Unter allen Edelsteinen gibt es eine Handvoll Steine, die bei Auktionen und im Handel zu astronomischen Preisen verkauft werden und sich deshalb in den vergangenen Jahren auch einen Namen als Wertanlage gemacht haben: Diamant, Tansanit, Saphir, Smaragd und Rubin. Doch nicht jeder Edelstein ist gleich teuer. Selbst innerhalb derselben Art können die Preisunterschiede erheblich sein. Entscheidend sind dabei verschiedene Einflussfaktoren, die über den tatsächlichen Wert bestimmen, allen voran die Farbe und Reinheit, der Schliff, das Gewicht und die geographische Herkunft.

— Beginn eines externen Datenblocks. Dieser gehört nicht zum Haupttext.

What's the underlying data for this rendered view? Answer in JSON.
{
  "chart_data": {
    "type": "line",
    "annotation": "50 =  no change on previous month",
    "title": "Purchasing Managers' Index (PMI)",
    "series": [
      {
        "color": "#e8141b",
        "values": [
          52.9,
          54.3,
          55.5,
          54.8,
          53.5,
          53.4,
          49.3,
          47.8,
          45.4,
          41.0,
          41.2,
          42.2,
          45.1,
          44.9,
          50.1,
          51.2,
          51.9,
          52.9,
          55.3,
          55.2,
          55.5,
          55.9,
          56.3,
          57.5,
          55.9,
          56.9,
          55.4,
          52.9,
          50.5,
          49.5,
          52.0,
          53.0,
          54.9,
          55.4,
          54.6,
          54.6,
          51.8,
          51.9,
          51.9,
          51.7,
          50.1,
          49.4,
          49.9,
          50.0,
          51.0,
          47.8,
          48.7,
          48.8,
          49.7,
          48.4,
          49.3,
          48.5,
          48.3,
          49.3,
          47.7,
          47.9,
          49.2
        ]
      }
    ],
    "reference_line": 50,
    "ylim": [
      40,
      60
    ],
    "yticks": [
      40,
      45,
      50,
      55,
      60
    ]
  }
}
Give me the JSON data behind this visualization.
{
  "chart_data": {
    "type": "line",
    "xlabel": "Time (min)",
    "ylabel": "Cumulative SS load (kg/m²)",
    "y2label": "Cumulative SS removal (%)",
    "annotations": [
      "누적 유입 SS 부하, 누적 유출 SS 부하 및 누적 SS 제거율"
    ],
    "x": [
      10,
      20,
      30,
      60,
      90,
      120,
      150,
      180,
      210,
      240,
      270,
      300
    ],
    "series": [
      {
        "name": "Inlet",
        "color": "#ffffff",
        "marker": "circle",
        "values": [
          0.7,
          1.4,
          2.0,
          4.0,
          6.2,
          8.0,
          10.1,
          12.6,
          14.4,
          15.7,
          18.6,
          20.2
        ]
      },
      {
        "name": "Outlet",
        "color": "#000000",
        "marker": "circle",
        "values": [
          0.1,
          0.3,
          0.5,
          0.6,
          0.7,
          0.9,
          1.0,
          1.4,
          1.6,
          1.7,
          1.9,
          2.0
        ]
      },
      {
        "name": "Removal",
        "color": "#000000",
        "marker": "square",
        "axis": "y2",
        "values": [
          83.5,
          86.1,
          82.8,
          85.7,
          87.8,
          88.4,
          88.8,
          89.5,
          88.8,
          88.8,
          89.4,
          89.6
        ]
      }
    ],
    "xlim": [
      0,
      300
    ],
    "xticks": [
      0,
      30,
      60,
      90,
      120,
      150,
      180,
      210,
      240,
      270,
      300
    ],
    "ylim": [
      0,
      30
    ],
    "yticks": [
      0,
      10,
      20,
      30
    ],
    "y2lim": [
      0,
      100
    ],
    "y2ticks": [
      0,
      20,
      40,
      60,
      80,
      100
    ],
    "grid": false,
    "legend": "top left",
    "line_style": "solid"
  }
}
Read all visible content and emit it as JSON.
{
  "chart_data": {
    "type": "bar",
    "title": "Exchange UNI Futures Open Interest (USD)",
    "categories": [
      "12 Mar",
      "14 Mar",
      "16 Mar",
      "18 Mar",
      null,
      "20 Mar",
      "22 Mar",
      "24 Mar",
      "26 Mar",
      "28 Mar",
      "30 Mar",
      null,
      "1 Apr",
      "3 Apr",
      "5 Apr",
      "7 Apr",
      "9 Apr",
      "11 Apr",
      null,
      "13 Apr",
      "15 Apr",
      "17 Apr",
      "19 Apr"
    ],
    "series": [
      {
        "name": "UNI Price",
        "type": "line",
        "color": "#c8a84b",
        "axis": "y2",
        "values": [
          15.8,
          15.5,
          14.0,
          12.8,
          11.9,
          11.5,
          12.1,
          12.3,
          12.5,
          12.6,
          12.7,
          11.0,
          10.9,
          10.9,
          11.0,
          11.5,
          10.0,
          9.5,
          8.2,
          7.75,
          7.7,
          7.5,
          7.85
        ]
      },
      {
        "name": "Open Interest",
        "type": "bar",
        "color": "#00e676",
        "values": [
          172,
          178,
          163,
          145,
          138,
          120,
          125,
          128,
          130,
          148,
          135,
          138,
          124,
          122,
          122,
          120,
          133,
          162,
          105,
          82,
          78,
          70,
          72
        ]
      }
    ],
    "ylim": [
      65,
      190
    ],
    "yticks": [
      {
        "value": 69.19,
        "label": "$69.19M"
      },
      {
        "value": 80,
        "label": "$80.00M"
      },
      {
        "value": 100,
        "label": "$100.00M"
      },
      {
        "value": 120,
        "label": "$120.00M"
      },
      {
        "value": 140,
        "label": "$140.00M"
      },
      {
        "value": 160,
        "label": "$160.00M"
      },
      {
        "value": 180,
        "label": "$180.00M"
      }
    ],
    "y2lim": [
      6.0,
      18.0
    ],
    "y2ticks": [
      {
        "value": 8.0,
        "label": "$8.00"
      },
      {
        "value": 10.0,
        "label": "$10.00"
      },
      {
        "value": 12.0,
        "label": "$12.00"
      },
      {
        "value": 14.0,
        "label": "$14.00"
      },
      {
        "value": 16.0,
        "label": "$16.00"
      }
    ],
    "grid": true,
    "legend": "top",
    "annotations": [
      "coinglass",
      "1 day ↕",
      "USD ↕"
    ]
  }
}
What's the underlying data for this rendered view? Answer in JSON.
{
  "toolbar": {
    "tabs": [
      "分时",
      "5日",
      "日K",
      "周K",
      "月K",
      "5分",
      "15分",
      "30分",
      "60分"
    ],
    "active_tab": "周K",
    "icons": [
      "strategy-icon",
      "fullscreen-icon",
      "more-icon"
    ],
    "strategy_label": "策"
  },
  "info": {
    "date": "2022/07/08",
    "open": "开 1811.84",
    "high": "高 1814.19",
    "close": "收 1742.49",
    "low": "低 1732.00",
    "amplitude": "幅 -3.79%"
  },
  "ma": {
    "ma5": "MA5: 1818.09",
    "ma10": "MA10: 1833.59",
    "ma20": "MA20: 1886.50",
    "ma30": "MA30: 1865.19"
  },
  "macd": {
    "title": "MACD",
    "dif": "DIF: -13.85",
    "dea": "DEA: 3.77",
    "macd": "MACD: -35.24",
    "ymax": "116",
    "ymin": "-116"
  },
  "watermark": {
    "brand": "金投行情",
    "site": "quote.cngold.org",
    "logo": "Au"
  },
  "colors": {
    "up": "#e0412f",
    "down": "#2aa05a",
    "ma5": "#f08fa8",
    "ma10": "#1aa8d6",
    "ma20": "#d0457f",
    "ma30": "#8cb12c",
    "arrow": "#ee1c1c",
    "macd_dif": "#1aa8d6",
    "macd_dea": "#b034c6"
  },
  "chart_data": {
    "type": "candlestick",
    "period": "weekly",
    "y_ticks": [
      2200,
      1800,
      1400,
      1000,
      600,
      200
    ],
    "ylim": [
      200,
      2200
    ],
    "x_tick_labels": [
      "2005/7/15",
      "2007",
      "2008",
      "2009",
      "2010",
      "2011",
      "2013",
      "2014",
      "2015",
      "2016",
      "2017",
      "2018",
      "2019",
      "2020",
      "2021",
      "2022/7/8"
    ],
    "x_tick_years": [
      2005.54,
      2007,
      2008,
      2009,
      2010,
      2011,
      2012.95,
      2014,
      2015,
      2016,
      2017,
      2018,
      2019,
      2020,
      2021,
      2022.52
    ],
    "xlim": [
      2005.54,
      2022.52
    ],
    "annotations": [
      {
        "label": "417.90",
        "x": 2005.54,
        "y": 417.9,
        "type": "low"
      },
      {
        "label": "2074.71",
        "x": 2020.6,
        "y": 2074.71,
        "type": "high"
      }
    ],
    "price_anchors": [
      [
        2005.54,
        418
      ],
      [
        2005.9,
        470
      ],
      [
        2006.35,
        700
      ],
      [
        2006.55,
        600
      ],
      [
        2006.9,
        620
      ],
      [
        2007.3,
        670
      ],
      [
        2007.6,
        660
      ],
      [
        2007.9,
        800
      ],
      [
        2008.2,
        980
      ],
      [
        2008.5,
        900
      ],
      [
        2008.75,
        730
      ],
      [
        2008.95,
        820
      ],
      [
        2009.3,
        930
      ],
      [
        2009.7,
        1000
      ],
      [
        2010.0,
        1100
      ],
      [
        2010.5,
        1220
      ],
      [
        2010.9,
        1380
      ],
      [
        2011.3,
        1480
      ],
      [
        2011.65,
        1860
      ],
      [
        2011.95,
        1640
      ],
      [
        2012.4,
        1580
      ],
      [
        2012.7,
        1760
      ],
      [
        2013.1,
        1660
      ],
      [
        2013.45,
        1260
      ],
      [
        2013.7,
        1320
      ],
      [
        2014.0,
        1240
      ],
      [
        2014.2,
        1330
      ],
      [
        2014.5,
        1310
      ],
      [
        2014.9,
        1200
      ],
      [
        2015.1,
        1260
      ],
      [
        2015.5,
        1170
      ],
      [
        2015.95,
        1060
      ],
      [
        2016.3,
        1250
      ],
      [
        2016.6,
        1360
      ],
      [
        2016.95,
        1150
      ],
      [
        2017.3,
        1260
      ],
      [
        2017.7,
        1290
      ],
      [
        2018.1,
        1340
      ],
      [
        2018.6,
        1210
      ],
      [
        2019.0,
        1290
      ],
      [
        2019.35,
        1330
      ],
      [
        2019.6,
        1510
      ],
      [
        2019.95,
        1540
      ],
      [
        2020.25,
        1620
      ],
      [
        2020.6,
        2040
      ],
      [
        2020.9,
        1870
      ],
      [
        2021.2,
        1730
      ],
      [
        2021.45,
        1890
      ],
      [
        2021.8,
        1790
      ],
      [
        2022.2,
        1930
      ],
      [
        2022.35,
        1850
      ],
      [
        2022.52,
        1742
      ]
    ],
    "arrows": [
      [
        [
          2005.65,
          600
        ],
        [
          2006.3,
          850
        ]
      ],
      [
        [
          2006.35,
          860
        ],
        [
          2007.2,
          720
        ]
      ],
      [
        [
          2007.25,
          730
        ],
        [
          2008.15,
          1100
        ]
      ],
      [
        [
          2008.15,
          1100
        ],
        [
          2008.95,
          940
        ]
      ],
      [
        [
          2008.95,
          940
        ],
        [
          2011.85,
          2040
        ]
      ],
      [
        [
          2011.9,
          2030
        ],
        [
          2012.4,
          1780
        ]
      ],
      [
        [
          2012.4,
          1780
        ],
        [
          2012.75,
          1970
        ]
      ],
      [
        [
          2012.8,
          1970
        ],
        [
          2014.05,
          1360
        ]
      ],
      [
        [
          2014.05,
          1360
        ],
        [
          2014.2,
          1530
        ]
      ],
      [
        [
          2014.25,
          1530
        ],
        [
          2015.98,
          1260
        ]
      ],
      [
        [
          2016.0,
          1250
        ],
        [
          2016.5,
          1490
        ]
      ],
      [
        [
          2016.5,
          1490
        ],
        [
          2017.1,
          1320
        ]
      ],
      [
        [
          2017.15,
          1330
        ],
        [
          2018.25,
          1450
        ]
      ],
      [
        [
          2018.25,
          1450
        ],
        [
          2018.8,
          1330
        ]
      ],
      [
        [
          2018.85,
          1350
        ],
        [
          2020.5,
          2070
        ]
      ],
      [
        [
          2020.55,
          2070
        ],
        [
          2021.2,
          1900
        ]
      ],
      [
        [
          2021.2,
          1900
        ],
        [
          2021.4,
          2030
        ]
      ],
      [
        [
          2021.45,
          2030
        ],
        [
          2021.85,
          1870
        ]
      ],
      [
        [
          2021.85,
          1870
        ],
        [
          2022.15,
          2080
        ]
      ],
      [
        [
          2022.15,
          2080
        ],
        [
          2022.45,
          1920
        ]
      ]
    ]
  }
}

Inhaltsverzeichnis: Die teuersten Edelsteine der Welt

Wer einen Edelstein kaufen möchte, steht online wie auch im Juwelierfachgeschäft oder bei spezialisierten Expertinnen und Experten für Edelstein-Investments vor einer großen Auswahl.
Fast noch größer als das Angebot selbst ist allerdings die Preisspanne. Zwischen scheinbarem Schnäppchen und hochpreisigem Sammlerstück liegen oft Welten. Wer glaubt, mit einem vergleichsweise günstigen Rubin ein außergewöhnliches Geschäft gemacht zu haben, hat in der Regel entweder ein sehr kleines Exemplar gewählt, oder einen Stein mittlerer Qualität erworben. Denn gerade bei klassischen Farbedelsteinen entscheiden Nuancen über deutliche Preisunterschiede.
Schon der Mineraloge Max Bauer (1844 bis 1917) hielt 1896 fest, dass der Rubin "fast immer an der Spitze der Edelsteine gestanden (hat), was den Wert und den Preis" anbelangt".
Um ein möglichst neutrales Urteil über die Qualität eines einzelnen Rubins zu fällen, werden analog zu den Qualitatskriterien von Diamanten - den 4C - bestimmte Merkmale eingehend unter die Lupe genommen.
Das Bewertungssystem der 4C wurde im Jahr 1953 vom Gemological Institute of America (GIA), eingeführt, um ursprünglich die Qualität und damit auch den Preis von Diamanten nach objektiven Maßstäben anhand von vier Kriterien zu beurteilen. Die 4C stehen für
Alle Kriterien sind detailliert und ausführlich aufgeschlüsselt und erlauben so einen internationalen Vergleich.
Für farbige Edelsteine existiert bislang kein weltweit vergleichbares System.
In Anlehnung an die 4C von Diamanten erfolgt auch die Bewertung anderer Edelsteine und Mineralien nach einem vergleichbaren Grundprinzip. Als besonders praktikabel hat sich in den vergangenen Jahren das sogenannte A-AA-AAA-System etabliert. Es dient der groben Einordnung von Qualitätsstufen, ist jedoch nicht international normiert oder verbindlich geregelt. Entsprechend kann es vorkommen, dass ein und derselbe Stein von unterschiedlichen Gutachterinnen oder Gutachtern verschiedenen Güteklassen zugeordnet wird. Die Einstufung bleibt damit stets auch eine Frage der fachlichen Einschätzung und Bewertungsmaßstäbe.
Im Hinblick auf den Preis von Rubinen werden die klassischen Kriterien der 4C herangezogen und häufig um einen weiteren Faktor ergänzt: die Herkunft. Tatsächlich spielt bei Rubinen die Frage nach dem geographischen Ursprung eine bedeutende Rolle. So werden beispielsweise Rubine aus Montepuez/Mosambik, Sri Lanka und Mogok/Myanmar aufgrund der herausragenden Farbe zu einem weitaus höheren Preis gehandelt als Rubine aus Thailand oder Afghanistan.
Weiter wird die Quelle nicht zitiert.